Kamis, 24 Juli 2014

Nge Block-Blog


beberapa hari kebelakang kepikiran tentang nge-block blog.
ntahla, tidak mengerti jg mengapa sy begitu risih saat orang mulai ngebicarain isi blog saya di depan saya T.T terlebih lg jika isi blogny menyangkut hal2 yang melibatkan perasaan pribadi sy. 
ketika semakin ada banyak yg ngebaca, jadi makin malulah sy, smacam spert yg over-expose-ing atas apa yang saya rasakan. 
(Um.. that's why i dont like to write on facebook)


im not that extrovert actually.
dan saya rasa, apa yg sy tuangkn disini kebanyakannya merupakan ruang2 pribadi, 

pun menumpahkan apa sj yang saya fikirkan juga sy rasakn. 
sebut sj comfort-zone sy ambil.

tapi, banyak yang tanya2, kenapa ngilang?

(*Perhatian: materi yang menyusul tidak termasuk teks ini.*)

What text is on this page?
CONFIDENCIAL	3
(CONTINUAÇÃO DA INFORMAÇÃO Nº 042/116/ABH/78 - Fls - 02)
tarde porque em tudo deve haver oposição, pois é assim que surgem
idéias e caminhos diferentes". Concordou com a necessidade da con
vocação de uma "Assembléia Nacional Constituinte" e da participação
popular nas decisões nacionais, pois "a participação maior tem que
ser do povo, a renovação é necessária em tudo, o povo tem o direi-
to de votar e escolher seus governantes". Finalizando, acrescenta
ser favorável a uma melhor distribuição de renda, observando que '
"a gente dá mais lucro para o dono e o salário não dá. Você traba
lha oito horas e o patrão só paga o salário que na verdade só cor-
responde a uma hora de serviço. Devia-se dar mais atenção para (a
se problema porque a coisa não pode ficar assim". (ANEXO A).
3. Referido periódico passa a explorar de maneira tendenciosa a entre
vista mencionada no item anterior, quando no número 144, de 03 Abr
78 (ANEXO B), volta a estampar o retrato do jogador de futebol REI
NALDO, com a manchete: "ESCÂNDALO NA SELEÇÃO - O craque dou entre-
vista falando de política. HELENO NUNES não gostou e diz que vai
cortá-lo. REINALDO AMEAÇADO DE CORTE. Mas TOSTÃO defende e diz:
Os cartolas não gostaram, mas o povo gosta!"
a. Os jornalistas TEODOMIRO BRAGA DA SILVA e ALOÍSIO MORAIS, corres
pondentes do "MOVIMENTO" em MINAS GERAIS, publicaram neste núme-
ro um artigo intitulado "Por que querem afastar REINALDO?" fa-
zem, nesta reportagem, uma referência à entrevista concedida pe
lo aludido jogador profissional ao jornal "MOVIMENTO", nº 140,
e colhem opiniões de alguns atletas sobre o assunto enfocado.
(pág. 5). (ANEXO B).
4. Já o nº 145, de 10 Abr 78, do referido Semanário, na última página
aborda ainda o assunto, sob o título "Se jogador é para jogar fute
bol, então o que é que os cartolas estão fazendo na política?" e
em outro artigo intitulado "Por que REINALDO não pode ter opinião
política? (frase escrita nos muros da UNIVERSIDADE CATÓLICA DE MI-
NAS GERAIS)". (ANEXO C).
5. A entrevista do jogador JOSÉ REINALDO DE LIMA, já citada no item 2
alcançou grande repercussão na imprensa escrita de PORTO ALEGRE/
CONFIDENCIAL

juga larang2,kok di-block? kan sayang..
karena dia dapet banyak dari blog saya, meski itu ngalay, meski itu aneh.  Katanya.

HOaammmm -___-
ini dilema. 
antara pengen manfaat tapi risih.

kumaha ieuh?

lieur

Jumat, 16 Mei 2014

sejenak untuk tuan


terkadang kita hadir dr arah berlawanan.
hingga apa yg kau sebut kanan, mk kubilang kiri.
Tapi sudahlah.. tak ada yg salah.

Persetan kanan ataupun kiri.
terkadang kita lupa bahwa kiri dan kanan tercipta bersama,untuk kemudian hidup bersamaan.

Ah. Dari pd keheningan yg menertawakan kita, aku lebih suka mentertawakan diri sendiri. Aku tidak pernah meminta Tuan menghentikan langkah.
Dari kanan ataukah kiri . Terserah.
Seperti yg kubilang sebelum sebelumnya, kita terkadang datang berlawanan arah.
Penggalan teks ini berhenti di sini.